Chi scrive, inoltre, è un giornalista che ne ha frequentate di redazioni, locali o telematiche, ed ha visto cosa c'è dietro la vecchia e polverosa macchina del "mestiere". Cose che voi umani, come chiosa il celebre monologo di Roy Batty nel film Blade Runner, non potreste immaginare. Badate bene, ho detto voi umani, non noi giornalisti, che apparteniamo a un'altra razza, e siamo accomunati dalle stesse sanguinolente vicissitudini.
Chi scrive, infine, è un giovane editore che ha scommesso sulle potenzialità dei nuovi mezzi di comunicazione in un'era di cambiamento, che ha visto soccombere il vetusto quanto affascinante amico cartaceo, compagno di mille avventure (dal libro degli esercizi delle vacanze alla rivista della sala d'aspetto del dentista) per far spazio al più immediato e freddo digitale. Computer, cellulari, smartphone, tablet, strumenti che hanno messo l'informazione alla portata di tutti, e nel modo più rapido possibile.

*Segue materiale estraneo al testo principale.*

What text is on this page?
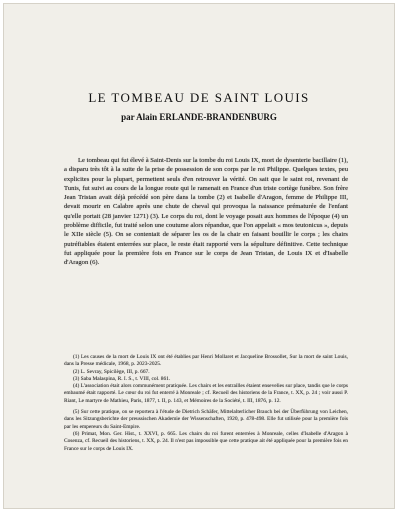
LE TOMBEAU DE SAINT LOUIS
par Alain ERLANDE-BRANDENBURG

Le tombeau qui fut élevé à Saint-Denis sur la tombe du roi Louis IX, mort de dysenterie bacillaire (1), a disparu très tôt à la suite de la prise de possession de son corps par le roi Philippe. Quelques textes, peu explicites pour la plupart, permettent seuls d'en retrouver la vérité. On sait que le saint roi, revenant de Tunis, fut suivi au cours de la longue route qui le ramenait en France d'un triste cortège funèbre. Son frère Jean Tristan avait déjà précédé son père dans la tombe (2) et Isabelle d'Aragon, femme de Philippe III, devait mourir en Calabre après une chute de cheval qui provoqua la naissance prématurée de l'enfant qu'elle portait (28 janvier 1271) (3). Le corps du roi, dont le voyage posait aux hommes de l'époque (4) un problème difficile, fut traité selon une coutume alors répandue, que l'on appelait « mos teutonicus », depuis le XIIe siècle (5). On se contentait de séparer les os de la chair en faisant bouillir le corps ; les chairs putréfiables étaient enterrées sur place, le reste était rapporté vers la sépulture définitive. Cette technique fut appliquée pour la première fois en France sur le corps de Jean Tristan, de Louis IX et d'Isabelle d'Aragon (6).

(1) Les causes de la mort de Louis IX ont été établies par Henri Mollaret et Jacqueline Brossollet, Sur la mort de saint Louis, dans la Presse médicale, 1968, p. 2023-2025.

(2) L. Sevray, Spicilège, III, p. 667.

(3) Saba Malaspina, R. I. S., t. VIII, col. 861.

(4) L'association était alors communément pratiquée. Les chairs et les entrailles étaient ensevelies sur place, tandis que le corps embaumé était rapporté. Le cœur du roi fut enterré à Monreale ; cf. Recueil des historiens de la France, t. XX, p. 24 ; voir aussi P. Riant, Le martyre de Mathieu, Paris, 1877, t. II, p. 143, et Mémoires de la Société, t. III, 1876, p. 12.

(5) Sur cette pratique, on se reportera à l'étude de Dietrich Schäfer, Mittelalterlicher Brauch bei der Überführung von Leichen, dans les Sitzungsberichte der preussischen Akademie der Wissenschaften, 1920, p. 478-498. Elle fut utilisée pour la première fois par les empereurs du Saint-Empire.

(6) Primat, Mon. Ger. Hist., t. XXVI, p. 665. Les chairs du roi furent enterrées à Monreale, celles d'Isabelle d'Aragon à Cosenza, cf. Recueil des historiens, t. XX, p. 24. Il n'est pas impossible que cette pratique ait été appliquée pour la première fois en France sur le corps de Louis IX.
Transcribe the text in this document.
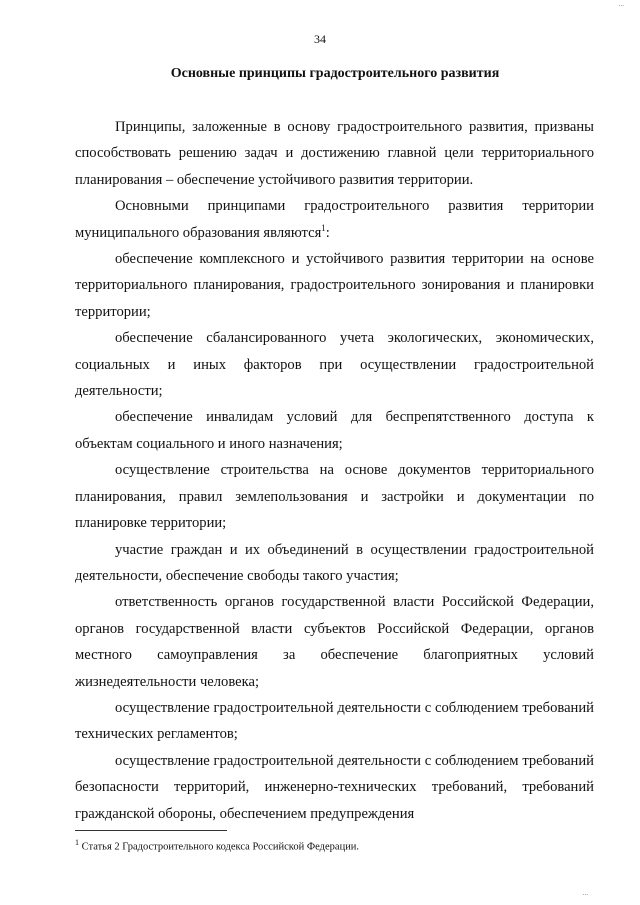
...
34
Основные принципы градостроительного развития

Принципы, заложенные в основу градостроительного развития, призваны способствовать решению задач и достижению главной цели территориального планирования – обеспечение устойчивого развития территории.

Основными принципами градостроительного развития территории муниципального образования являются$^1$:

обеспечение комплексного и устойчивого развития территории на основе территориального планирования, градостроительного зонирования и планировки территории;

обеспечение сбалансированного учета экологических, экономических, социальных и иных факторов при осуществлении градостроительной деятельности;

обеспечение инвалидам условий для беспрепятственного доступа к объектам социального и иного назначения;

осуществление строительства на основе документов территориального планирования, правил землепользования и застройки и документации по планировке территории;

участие граждан и их объединений в осуществлении градостроительной деятельности, обеспечение свободы такого участия;

ответственность органов государственной власти Российской Федерации, органов государственной власти субъектов Российской Федерации, органов местного самоуправления за обеспечение благоприятных условий жизнедеятельности человека;

осуществление градостроительной деятельности с соблюдением требований технических регламентов;

осуществление градостроительной деятельности с соблюдением требований безопасности территорий, инженерно-технических требований, требований гражданской обороны, обеспечением предупреждения

$^1$ Статья 2 Градостроительного кодекса Российской Федерации.
...
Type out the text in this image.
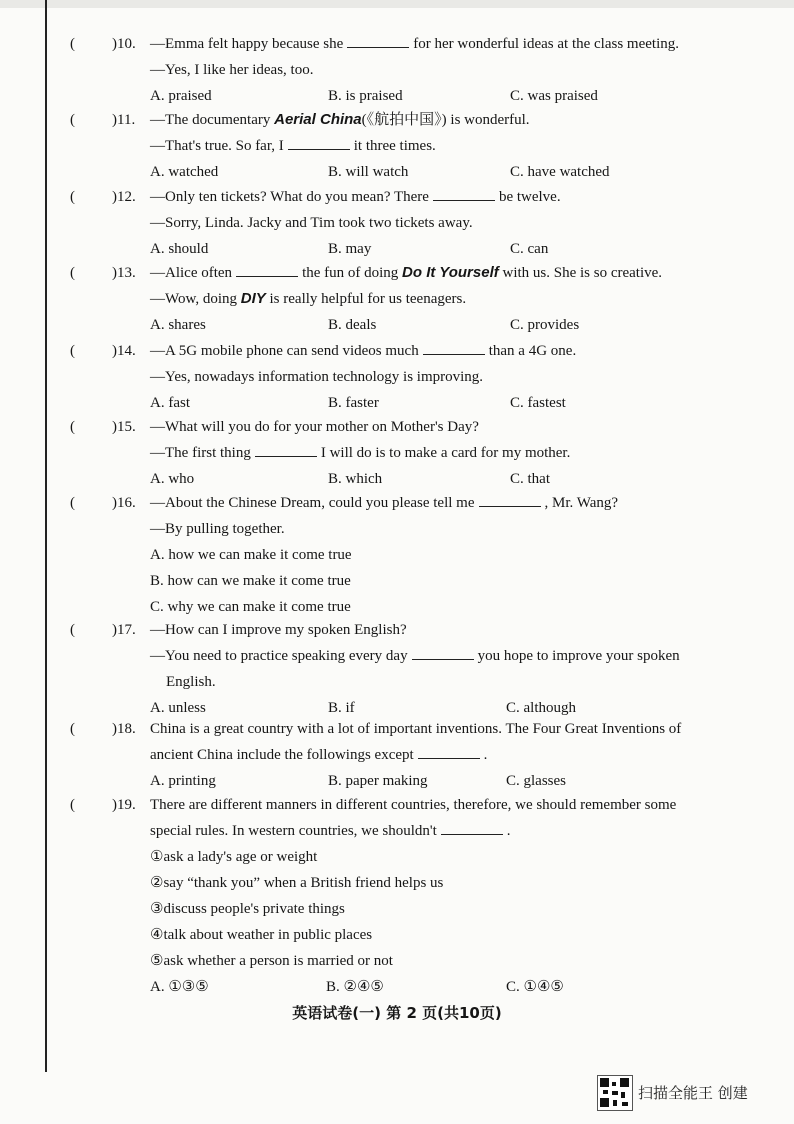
( )10. —Emma felt happy because she	for her wonderful ideas at the class meeting.
—Yes, I like her ideas, too.
A. praised	B. is praised	C. was praised
( )11. —The documentary Aerial China(《航拍中国》) is wonderful.
—That's true. So far, I	it three times.
A. watched	B. will watch	C. have watched
( )12. —Only ten tickets? What do you mean? There	be twelve.
—Sorry, Linda. Jacky and Tim took two tickets away.
A. should	B. may	C. can
( )13. —Alice often	the fun of doing Do It Yourself with us. She is so creative.
—Wow, doing DIY is really helpful for us teenagers.
A. shares	B. deals	C. provides
( )14. —A 5G mobile phone can send videos much	than a 4G one.
—Yes, nowadays information technology is improving.
A. fast	B. faster	C. fastest
( )15. —What will you do for your mother on Mother's Day?
—The first thing	I will do is to make a card for my mother.
A. who	B. which	C. that
( )16. —About the Chinese Dream, could you please tell me	, Mr. Wang?
—By pulling together.
A. how we can make it come true
B. how can we make it come true
C. why we can make it come true
( )17. —How can I improve my spoken English?
—You need to practice speaking every day	you hope to improve your spoken
English.
A. unless	B. if	C. although
( )18. China is a great country with a lot of important inventions. The Four Great Inventions of
ancient China include the followings except	.
A. printing	B. paper making	C. glasses
( )19. There are different manners in different countries, therefore, we should remember some
special rules. In western countries, we shouldn't	.
①ask a lady's age or weight
②say “thank you” when a British friend helps us
③discuss people's private things
④talk about weather in public places
⑤ask whether a person is married or not
A. ①③⑤	B. ②④⑤	C. ①④⑤
英语试卷(一) 第 2 页(共10页)
扫描全能王 创建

Non si è trattato, però, di una semplice transizione di supporti, ma di una vera e propria rivoluzione dei ruoli, che ha consentito a tutti gli utenti della rete di prendere coscienza della possibilità di esprimere e far valere le proprie opinioni in rete, e di scegliere per sé il tipo di cultura preferita.
Premesso questo, chi scrive ha tristemente preso atto, tuttavia, che questa rivoluzione digitale, o meglio questa democrazia digitale, purtroppo, non funziona. L'informazione alla portata di tutti è sacrosanta, ed ha avuto tanti di quei pro che non abbiamo nessuna intenzione di metterli in discussione.  Sui contro, tuttavia, ci riserviamo qualche piccola considerazione. 
Non tutti gli utenti del web, come le persone al mondo, condividono la stessa cultura. C'è chi si fa condizionare dal contesto geografico in cui vive, chi dalla situazione politica, chi dagli ideali che condivide, dai gruppi d'appartenenza, chi dalle amicizie e dai fini/scopi che ci si prefigge. Il che non sempre (ma quasi) porta a risultati molto soddisfacenti.
La radiocronaca de "La Guerra dei Mondi" di Orson Welles del 1938, di fatto, gettò nel panico gli Stati Uniti: «"Buon Dio, dall'ombra sta uscendo qualcosa di grigio che si contorce come un serpente. Eccone un altro e un altro ancora. Sembrano tentacoli. Ecco, ora posso vedere il corpo intero. È grande come un orso e luccica come cuoio umido. Ma il muso! È... indescrivibile. Devo farmi forza per riuscire a guardarlo. Gli occhi sono neri e brillano come quelli di un serpente. La bocca è a forma di V e della bava cade dalle labbra senza forma che sembrano tremare e pulsare. Il mostro, o quello che è, si muove a fatica. Sembra appesantito... forse la gravità o qualcos'altro. La cosa si solleva. La folla indietreggia. Hanno visto abbastanza. È un'esperienza straordinaria. Non riesco a trovare le parole... porto il microfono con me mentre parlo... Devo sospendere la trasmissione finché non avrò trovato un nuovo posto di osservazione. Restate in ascolto, per favore, riprenderò fra un minuto..."».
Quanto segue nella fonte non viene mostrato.